Il est encore des désirs plus simples, et peut-être plus conformes aux codes ou conventions qui de toute éternité régissent, afin qu’elles perdurent, les sociétés des hommes : faire un mariage selon son cœur, — et non être livrée pieds et poings liés par sa propre famille à un homme qui pourrait être votre père, voire votre grand-père, et « si tu préfères mourir, bois de l’eau de Javel », suggère votre propre mère —, fonder une famille, connaître les joies de l’enfantement qu’évoquent de somptueuses images prises sur un ventre doré, tendu tout alourdi de sa ronde promesse de vie. L’amour n’est pas oublié : amour blessé de celle qui rêvant famille et foyer se voit seule auprès de ses enfants à élever ; amour infini et aliénant de la veuve qui ne sait pas vivre sans lui, en allé avec son identité et sa beauté à elle que dans ses yeux elle découvrait ; amour sans faille ni défaillance de la mère pour l’enfant handicapé, « il ne lui parle pas, ne lui sourit pas, ne lui fait pas de câlins, mais elle l’aime ». Et puis plus légère la recherche de l’âme sœur, évoquée par cette jeune femme énergique, qui pour ce faire se contraint à l’épilation, au maquillage, à la recherche de la toilette adéquate avant le rendez-vous venant conclure sa journée-marathon… Entre ces moments de parole, une galerie de portraits sublimes, face caméra ou bien d’abord de trois-quart chacune vers nous se retournant et nous offrant avec son sourire la force de son regard.

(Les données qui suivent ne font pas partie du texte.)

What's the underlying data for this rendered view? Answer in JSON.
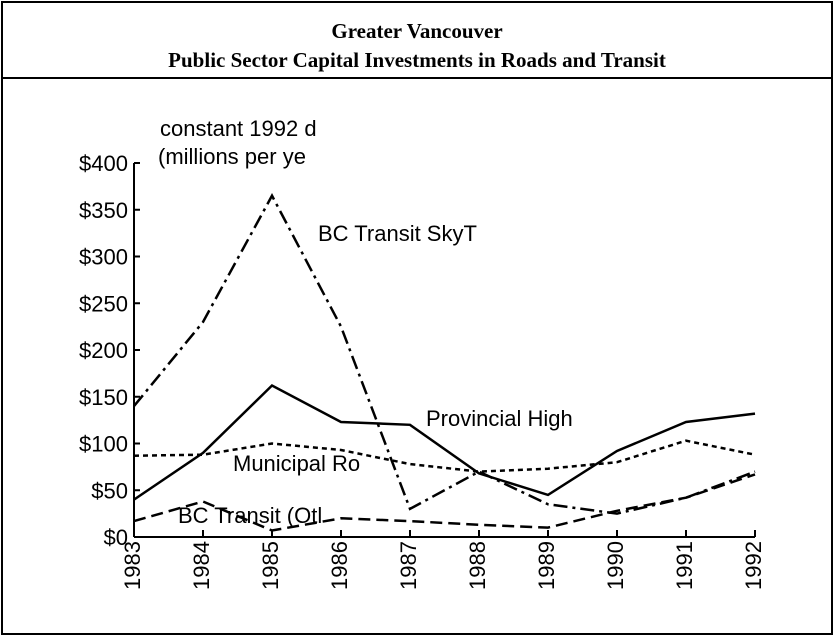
{
  "chart_data": {
    "type": "line",
    "title": "Greater Vancouver",
    "subtitle": "Public Sector Capital Investments in Roads and Transit",
    "ylabel_lines": [
      "constant 1992 d",
      "(millions per ye"
    ],
    "categories": [
      "1983",
      "1984",
      "1985",
      "1986",
      "1987",
      "1988",
      "1989",
      "1990",
      "1991",
      "1992"
    ],
    "series": [
      {
        "name": "BC Transit SkyT",
        "color": "#000000",
        "dash": "dashdot",
        "values": [
          140,
          230,
          365,
          225,
          30,
          70,
          35,
          25,
          42,
          70
        ]
      },
      {
        "name": "Provincial High",
        "color": "#000000",
        "dash": "solid",
        "values": [
          40,
          90,
          162,
          123,
          120,
          68,
          45,
          92,
          123,
          132
        ]
      },
      {
        "name": "Municipal Ro",
        "color": "#000000",
        "dash": "dashed",
        "values": [
          87,
          88,
          100,
          93,
          78,
          70,
          73,
          80,
          103,
          88
        ]
      },
      {
        "name": "BC Transit (Otl",
        "color": "#000000",
        "dash": "longdash",
        "values": [
          17,
          38,
          7,
          20,
          17,
          13,
          10,
          28,
          42,
          67
        ]
      }
    ],
    "ylim": [
      0,
      400
    ],
    "yticks": [
      {
        "value": 0,
        "label": "$0"
      },
      {
        "value": 50,
        "label": "$50"
      },
      {
        "value": 100,
        "label": "$100"
      },
      {
        "value": 150,
        "label": "$150"
      },
      {
        "value": 200,
        "label": "$200"
      },
      {
        "value": 250,
        "label": "$250"
      },
      {
        "value": 300,
        "label": "$300"
      },
      {
        "value": 350,
        "label": "$350"
      },
      {
        "value": 400,
        "label": "$400"
      }
    ],
    "grid": false
  }
}
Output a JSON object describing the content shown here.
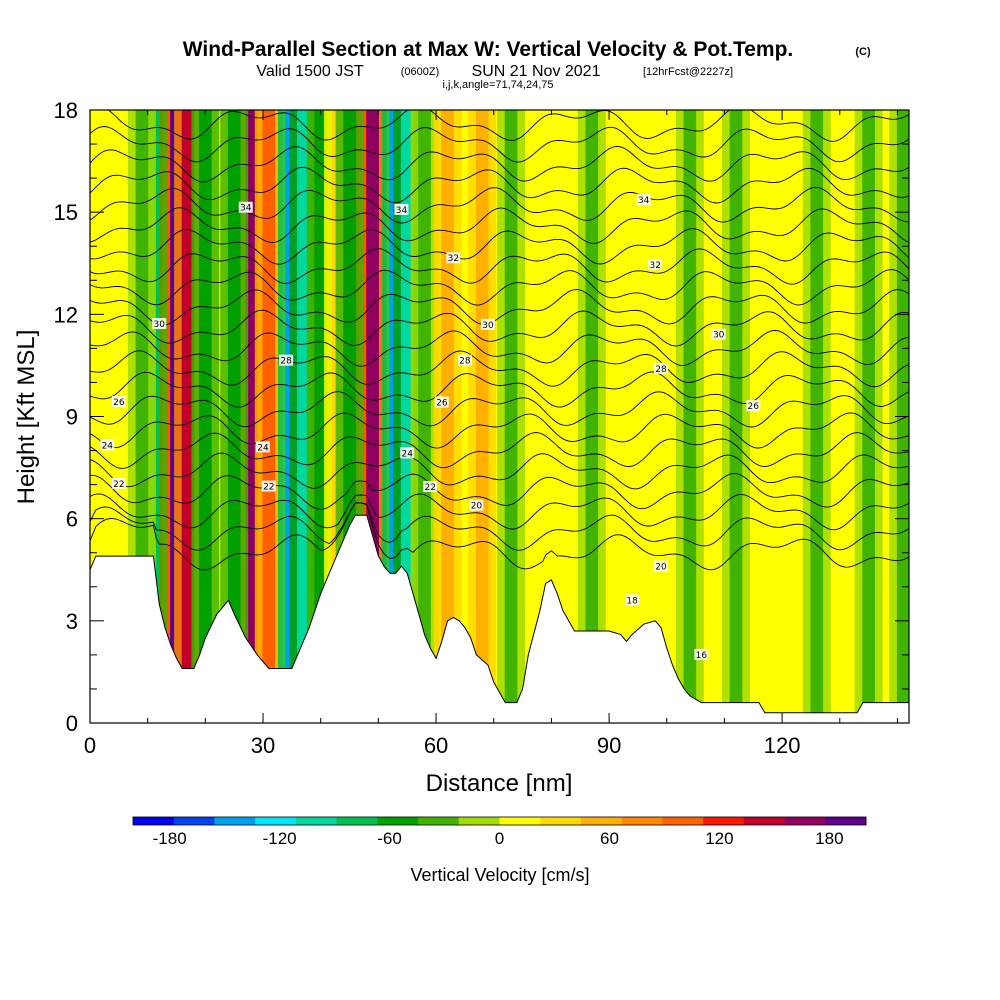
{
  "chart_data": {
    "type": "heatmap",
    "title": "Wind-Parallel Section at Max W: Vertical Velocity & Pot.Temp.",
    "title_mark": "(C)",
    "subtitle_main": "Valid 1500 JST",
    "subtitle_utc": "(0600Z)",
    "subtitle_date": "SUN 21 Nov 2021",
    "subtitle_fcst": "[12hrFcst@2227z]",
    "subtitle_params": "i,j,k,angle=71,74,24,75",
    "xlabel": "Distance [nm]",
    "ylabel": "Height [Kft MSL]",
    "xlim": [
      0,
      142
    ],
    "ylim": [
      0,
      18
    ],
    "x_ticks": [
      "0",
      "30",
      "60",
      "90",
      "120"
    ],
    "y_ticks": [
      "0",
      "3",
      "6",
      "9",
      "12",
      "15",
      "18"
    ],
    "grid": false,
    "colorbar": {
      "label": "Vertical Velocity [cm/s]",
      "ticks": [
        "-180",
        "-120",
        "-60",
        "0",
        "60",
        "120",
        "180"
      ],
      "range": [
        -200,
        200
      ],
      "colors": [
        "#0000ee",
        "#0044ee",
        "#00a0f0",
        "#00e6ff",
        "#00d8a0",
        "#00c050",
        "#00a000",
        "#40b400",
        "#a0dc00",
        "#ffff00",
        "#ffd800",
        "#ffb000",
        "#ff8800",
        "#ff6000",
        "#ff1400",
        "#c00028",
        "#900060",
        "#600090"
      ]
    },
    "w_columns": [
      {
        "x": 13,
        "w": 130
      },
      {
        "x": 15,
        "w": 180
      },
      {
        "x": 17,
        "w": 150
      },
      {
        "x": 11,
        "w": -70
      },
      {
        "x": 20,
        "w": -60
      },
      {
        "x": 9,
        "w": -40
      },
      {
        "x": 28,
        "w": 170
      },
      {
        "x": 31,
        "w": 110
      },
      {
        "x": 25,
        "w": -60
      },
      {
        "x": 35,
        "w": -140
      },
      {
        "x": 37,
        "w": -110
      },
      {
        "x": 40,
        "w": -50
      },
      {
        "x": 43,
        "w": 40
      },
      {
        "x": 47,
        "w": 130
      },
      {
        "x": 49,
        "w": 170
      },
      {
        "x": 45,
        "w": -50
      },
      {
        "x": 53,
        "w": -150
      },
      {
        "x": 55,
        "w": -110
      },
      {
        "x": 58,
        "w": -40
      },
      {
        "x": 62,
        "w": 50
      },
      {
        "x": 68,
        "w": 60
      },
      {
        "x": 73,
        "w": -30
      },
      {
        "x": 80,
        "w": 20
      },
      {
        "x": 87,
        "w": -40
      },
      {
        "x": 94,
        "w": 20
      },
      {
        "x": 104,
        "w": -40
      },
      {
        "x": 112,
        "w": -30
      },
      {
        "x": 126,
        "w": -30
      },
      {
        "x": 135,
        "w": -40
      },
      {
        "x": 141,
        "w": -40
      }
    ],
    "terrain": [
      [
        0,
        4.5
      ],
      [
        1,
        4.9
      ],
      [
        3,
        4.9
      ],
      [
        11,
        4.9
      ],
      [
        12,
        3.5
      ],
      [
        13,
        2.8
      ],
      [
        14,
        2.3
      ],
      [
        15,
        1.9
      ],
      [
        16,
        1.6
      ],
      [
        18,
        1.6
      ],
      [
        19,
        2.0
      ],
      [
        20,
        2.5
      ],
      [
        22,
        3.2
      ],
      [
        24,
        3.6
      ],
      [
        25,
        3.2
      ],
      [
        27,
        2.5
      ],
      [
        29,
        2.0
      ],
      [
        30,
        1.8
      ],
      [
        31,
        1.6
      ],
      [
        35,
        1.6
      ],
      [
        36,
        2.0
      ],
      [
        38,
        2.8
      ],
      [
        40,
        3.8
      ],
      [
        42,
        4.6
      ],
      [
        44,
        5.4
      ],
      [
        45,
        5.8
      ],
      [
        46,
        6.1
      ],
      [
        48,
        6.1
      ],
      [
        49,
        5.5
      ],
      [
        50,
        4.9
      ],
      [
        51,
        4.6
      ],
      [
        52,
        4.4
      ],
      [
        53,
        4.4
      ],
      [
        54,
        4.6
      ],
      [
        55,
        4.4
      ],
      [
        56,
        3.8
      ],
      [
        57,
        3.2
      ],
      [
        58,
        2.6
      ],
      [
        59,
        2.2
      ],
      [
        60,
        1.9
      ],
      [
        61,
        2.4
      ],
      [
        62,
        3.0
      ],
      [
        63,
        3.1
      ],
      [
        64,
        3.0
      ],
      [
        65,
        2.8
      ],
      [
        66,
        2.5
      ],
      [
        67,
        2.0
      ],
      [
        69,
        1.7
      ],
      [
        70,
        1.2
      ],
      [
        71,
        0.9
      ],
      [
        72,
        0.6
      ],
      [
        74,
        0.6
      ],
      [
        75,
        1.0
      ],
      [
        76,
        2.0
      ],
      [
        78,
        3.3
      ],
      [
        79,
        4.1
      ],
      [
        80,
        4.2
      ],
      [
        81,
        3.8
      ],
      [
        82,
        3.3
      ],
      [
        83,
        3.0
      ],
      [
        84,
        2.7
      ],
      [
        90,
        2.7
      ],
      [
        92,
        2.6
      ],
      [
        93,
        2.4
      ],
      [
        94,
        2.6
      ],
      [
        96,
        2.9
      ],
      [
        98,
        3.0
      ],
      [
        99,
        2.8
      ],
      [
        100,
        2.2
      ],
      [
        101,
        1.7
      ],
      [
        102,
        1.3
      ],
      [
        103,
        1.0
      ],
      [
        104,
        0.8
      ],
      [
        106,
        0.6
      ],
      [
        116,
        0.6
      ],
      [
        117,
        0.3
      ],
      [
        119,
        0.3
      ],
      [
        133,
        0.3
      ],
      [
        134,
        0.6
      ],
      [
        138,
        0.6
      ],
      [
        142,
        0.6
      ]
    ],
    "theta_contours": [
      {
        "y": 5.0,
        "label": ""
      },
      {
        "y": 5.6,
        "label": ""
      },
      {
        "y": 6.2,
        "label": "20",
        "label_x": [
          67
        ]
      },
      {
        "y": 6.8,
        "label": "22",
        "label_x": [
          5,
          31,
          59
        ]
      },
      {
        "y": 7.4,
        "label": "",
        "label_x": []
      },
      {
        "y": 8.0,
        "label": "24",
        "label_x": [
          3,
          30,
          55
        ]
      },
      {
        "y": 8.6,
        "label": "",
        "label_x": []
      },
      {
        "y": 9.2,
        "label": "26",
        "label_x": [
          5,
          61,
          115
        ]
      },
      {
        "y": 9.8,
        "label": "",
        "label_x": []
      },
      {
        "y": 10.4,
        "label": "28",
        "label_x": [
          34,
          65,
          99
        ]
      },
      {
        "y": 11.0,
        "label": "",
        "label_x": []
      },
      {
        "y": 11.6,
        "label": "30",
        "label_x": [
          12,
          69,
          109
        ]
      },
      {
        "y": 12.2,
        "label": "",
        "label_x": []
      },
      {
        "y": 12.8,
        "label": "",
        "label_x": []
      },
      {
        "y": 13.4,
        "label": "32",
        "label_x": [
          63,
          98
        ]
      },
      {
        "y": 14.0,
        "label": "",
        "label_x": []
      },
      {
        "y": 14.6,
        "label": "",
        "label_x": []
      },
      {
        "y": 15.2,
        "label": "34",
        "label_x": [
          27,
          54,
          96
        ]
      },
      {
        "y": 15.8,
        "label": "",
        "label_x": []
      },
      {
        "y": 16.4,
        "label": "",
        "label_x": []
      },
      {
        "y": 17.0,
        "label": "",
        "label_x": []
      },
      {
        "y": 17.6,
        "label": "",
        "label_x": []
      }
    ],
    "low_labels": [
      {
        "text": "18",
        "x": 94
      },
      {
        "text": "16",
        "x": 106
      },
      {
        "text": "20",
        "x": 99
      }
    ]
  }
}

Quelques scènes aussi de groupes, femmes au travail, familles et fratries… Inutiles peut-être, ces séquences aquatiques ou de funambulisme, qui viennent un tant soit peu affadir la profondeur et la complexité du propos.
Si le plus souvent images et paroles me touchent, l’aspect catalogue, qui prétendrait dresser de façon exhaustive la liste des injustices faites aux femmes, me laisse un peu sur ma faim, effleurant des situations si violentes qu’on voudrait aller sous la superficie, ébauchant des destins que l’on aimerait mieux appréhender. Je prendrai pour seul exemple la fugacité de ces plans sur les seins perdus de celles qui un jour se sont affrontées au cancer…
Remercions les cinémas Madiana d’avoir, en ce 8 mars 2020, si bien célébré les femmes par ce film singulier qu’un public, nombreux et comme recueilli, a un peu timidement applaudi ! »
Fort-de-France, le 9 mars 2020
PS : Les revenus du film vont être entièrement reversés à une association pour aider les femmes à intégrer des études de journalisme ou de cinéma. L’objectif est de continuer et encourager cette prise de parole des femmes.